Adults experience an additional problem with growth hormone deficiency. Since growth hormone controls fat metabolism, adults with growth hormone deficiency will have a change in their blood fats referred to as cholesterol. These changes result in a higher overall cholesterol level in blood, which is undesirable. The “good” cholesterol level to be as high as possible. This good cholesterol (also referred to as HDL cholesterol) changes to a lower level as the result of growth hormone deficiency, which is the opposite of what we want to be healthy.
What are some of the Symptoms of Growth Hormone Deficiency in Adults?
Adults who develop growth hormone deficiency often do not feel their usual selves.

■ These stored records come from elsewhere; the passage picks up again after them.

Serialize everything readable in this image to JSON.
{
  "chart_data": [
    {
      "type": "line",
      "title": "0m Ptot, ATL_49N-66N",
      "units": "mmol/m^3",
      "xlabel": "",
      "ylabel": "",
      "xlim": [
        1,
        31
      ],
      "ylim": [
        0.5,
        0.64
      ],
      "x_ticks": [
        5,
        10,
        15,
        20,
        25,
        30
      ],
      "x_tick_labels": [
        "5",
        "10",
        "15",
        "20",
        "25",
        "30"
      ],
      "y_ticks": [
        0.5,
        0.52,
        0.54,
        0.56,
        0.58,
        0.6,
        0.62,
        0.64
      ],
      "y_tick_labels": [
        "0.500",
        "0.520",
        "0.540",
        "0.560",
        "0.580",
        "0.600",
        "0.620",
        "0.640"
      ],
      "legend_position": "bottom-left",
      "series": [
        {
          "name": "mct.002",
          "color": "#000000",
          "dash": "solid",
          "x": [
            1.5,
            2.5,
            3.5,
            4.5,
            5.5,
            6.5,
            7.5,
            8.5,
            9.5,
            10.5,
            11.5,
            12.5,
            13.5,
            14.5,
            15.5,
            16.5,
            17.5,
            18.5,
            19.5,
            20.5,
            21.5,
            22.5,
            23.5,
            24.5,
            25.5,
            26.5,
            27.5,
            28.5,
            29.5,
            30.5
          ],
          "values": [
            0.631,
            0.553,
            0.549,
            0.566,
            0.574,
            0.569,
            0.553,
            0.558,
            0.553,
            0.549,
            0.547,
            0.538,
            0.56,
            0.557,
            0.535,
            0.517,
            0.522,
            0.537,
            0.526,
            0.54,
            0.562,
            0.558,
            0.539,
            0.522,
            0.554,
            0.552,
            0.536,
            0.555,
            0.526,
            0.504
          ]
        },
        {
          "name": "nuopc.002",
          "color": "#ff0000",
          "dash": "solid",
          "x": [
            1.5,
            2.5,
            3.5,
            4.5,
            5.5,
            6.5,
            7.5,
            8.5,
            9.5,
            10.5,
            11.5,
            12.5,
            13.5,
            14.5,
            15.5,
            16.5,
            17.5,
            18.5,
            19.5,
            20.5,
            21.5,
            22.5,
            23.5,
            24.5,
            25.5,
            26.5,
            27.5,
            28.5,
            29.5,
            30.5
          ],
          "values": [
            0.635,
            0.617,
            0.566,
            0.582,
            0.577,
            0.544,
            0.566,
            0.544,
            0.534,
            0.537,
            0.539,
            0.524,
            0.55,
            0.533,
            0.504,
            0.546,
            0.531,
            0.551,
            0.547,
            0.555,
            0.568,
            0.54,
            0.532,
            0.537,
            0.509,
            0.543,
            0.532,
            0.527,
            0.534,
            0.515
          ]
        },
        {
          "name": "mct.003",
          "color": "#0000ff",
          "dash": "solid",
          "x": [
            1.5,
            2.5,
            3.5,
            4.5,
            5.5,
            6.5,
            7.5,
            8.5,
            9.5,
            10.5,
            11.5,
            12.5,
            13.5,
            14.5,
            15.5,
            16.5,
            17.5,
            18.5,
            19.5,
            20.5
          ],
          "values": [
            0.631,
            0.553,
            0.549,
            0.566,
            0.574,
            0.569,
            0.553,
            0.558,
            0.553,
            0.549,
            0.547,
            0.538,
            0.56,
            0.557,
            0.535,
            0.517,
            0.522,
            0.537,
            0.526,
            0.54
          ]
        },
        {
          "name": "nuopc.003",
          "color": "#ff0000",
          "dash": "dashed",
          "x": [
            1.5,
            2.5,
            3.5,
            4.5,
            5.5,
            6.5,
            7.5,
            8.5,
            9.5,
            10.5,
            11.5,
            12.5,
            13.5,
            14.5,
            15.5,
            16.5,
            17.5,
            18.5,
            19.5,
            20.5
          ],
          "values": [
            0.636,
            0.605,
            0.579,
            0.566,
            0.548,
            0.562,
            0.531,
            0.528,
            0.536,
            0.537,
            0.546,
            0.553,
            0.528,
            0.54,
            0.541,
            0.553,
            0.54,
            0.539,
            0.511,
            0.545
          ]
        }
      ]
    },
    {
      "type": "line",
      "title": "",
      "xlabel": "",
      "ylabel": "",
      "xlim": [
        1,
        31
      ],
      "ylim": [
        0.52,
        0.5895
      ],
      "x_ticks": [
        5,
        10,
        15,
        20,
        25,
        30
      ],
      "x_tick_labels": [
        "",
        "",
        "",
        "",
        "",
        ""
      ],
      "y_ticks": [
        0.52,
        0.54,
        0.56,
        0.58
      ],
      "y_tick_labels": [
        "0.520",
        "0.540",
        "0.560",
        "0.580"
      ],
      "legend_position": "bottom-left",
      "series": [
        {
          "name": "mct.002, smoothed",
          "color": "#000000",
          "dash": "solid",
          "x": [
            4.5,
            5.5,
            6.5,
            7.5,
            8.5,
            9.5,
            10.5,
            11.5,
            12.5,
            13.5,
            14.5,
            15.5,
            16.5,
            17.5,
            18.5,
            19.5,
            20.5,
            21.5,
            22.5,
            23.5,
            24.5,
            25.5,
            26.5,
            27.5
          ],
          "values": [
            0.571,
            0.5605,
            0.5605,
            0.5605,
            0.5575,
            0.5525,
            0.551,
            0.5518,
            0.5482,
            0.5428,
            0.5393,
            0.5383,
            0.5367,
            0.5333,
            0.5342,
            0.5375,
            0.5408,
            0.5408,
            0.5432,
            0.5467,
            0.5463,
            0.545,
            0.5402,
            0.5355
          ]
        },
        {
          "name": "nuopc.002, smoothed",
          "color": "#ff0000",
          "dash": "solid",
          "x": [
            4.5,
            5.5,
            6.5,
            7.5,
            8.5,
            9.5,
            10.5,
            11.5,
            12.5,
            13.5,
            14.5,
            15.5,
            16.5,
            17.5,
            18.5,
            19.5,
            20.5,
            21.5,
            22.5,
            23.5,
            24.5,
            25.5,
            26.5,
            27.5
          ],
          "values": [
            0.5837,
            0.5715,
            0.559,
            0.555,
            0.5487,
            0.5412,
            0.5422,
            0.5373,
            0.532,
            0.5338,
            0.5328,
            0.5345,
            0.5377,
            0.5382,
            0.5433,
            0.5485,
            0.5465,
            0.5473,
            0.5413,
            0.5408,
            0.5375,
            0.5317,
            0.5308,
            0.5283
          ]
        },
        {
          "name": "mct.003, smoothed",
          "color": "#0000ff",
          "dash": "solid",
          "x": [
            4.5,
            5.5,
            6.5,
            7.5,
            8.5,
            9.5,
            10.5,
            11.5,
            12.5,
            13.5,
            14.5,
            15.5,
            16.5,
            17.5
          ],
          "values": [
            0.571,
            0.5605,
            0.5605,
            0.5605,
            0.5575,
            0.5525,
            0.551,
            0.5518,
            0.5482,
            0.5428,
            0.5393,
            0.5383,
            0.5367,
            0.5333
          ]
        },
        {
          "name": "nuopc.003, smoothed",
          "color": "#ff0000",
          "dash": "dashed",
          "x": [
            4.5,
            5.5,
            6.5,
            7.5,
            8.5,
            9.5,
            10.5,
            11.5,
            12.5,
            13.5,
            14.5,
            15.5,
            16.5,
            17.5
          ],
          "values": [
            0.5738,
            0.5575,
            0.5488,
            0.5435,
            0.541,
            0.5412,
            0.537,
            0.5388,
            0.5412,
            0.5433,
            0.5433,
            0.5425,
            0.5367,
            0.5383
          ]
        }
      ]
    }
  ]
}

Most notice a decrease in their energy level and endurance for exercise. Some may avoid social contact or avoid meeting with or talking to their friends. Others will have deficient interest in sexual activity. Other people with growth hormone deficiency think they feel normal, but do not remember the way they felt before they developed the deficiency. These people may feel a dramatic improvement only after growth hormone therapy is started.
Causes of Growth Hormone Deficiency in Adults
Most children who develop growth hormone deficiency do so because the hypothalamus, for unknown reasons, fails to function and does not stimulate the pituitary gland to release growth hormone. There is not a visible cause of pituitary injury in most children with growth hormone deficiency. Adults, however, who develop growth hormone deficiency usually do so because of some damage to the pituitary gland. This damage results in an inability to make growth hormone in sufficient quantities. The most common cause of pituitary damage in adults is a pituitary tumor. Either the tumor itself, or surgery to remove the tumor or radiation therapy of the tumor, can result in damage to the pituitary and an inability to produce growth hormone. Less commonly, pituitary underproduction of growth hormone may result from head injury or irradiation to the head for treatment of a brain tumor. Some adults may also have under active thypothalamic drive (activity) as a cause of growth hormone deficiency similar to the most common reason for children to develop low growth hormone, but this is rare.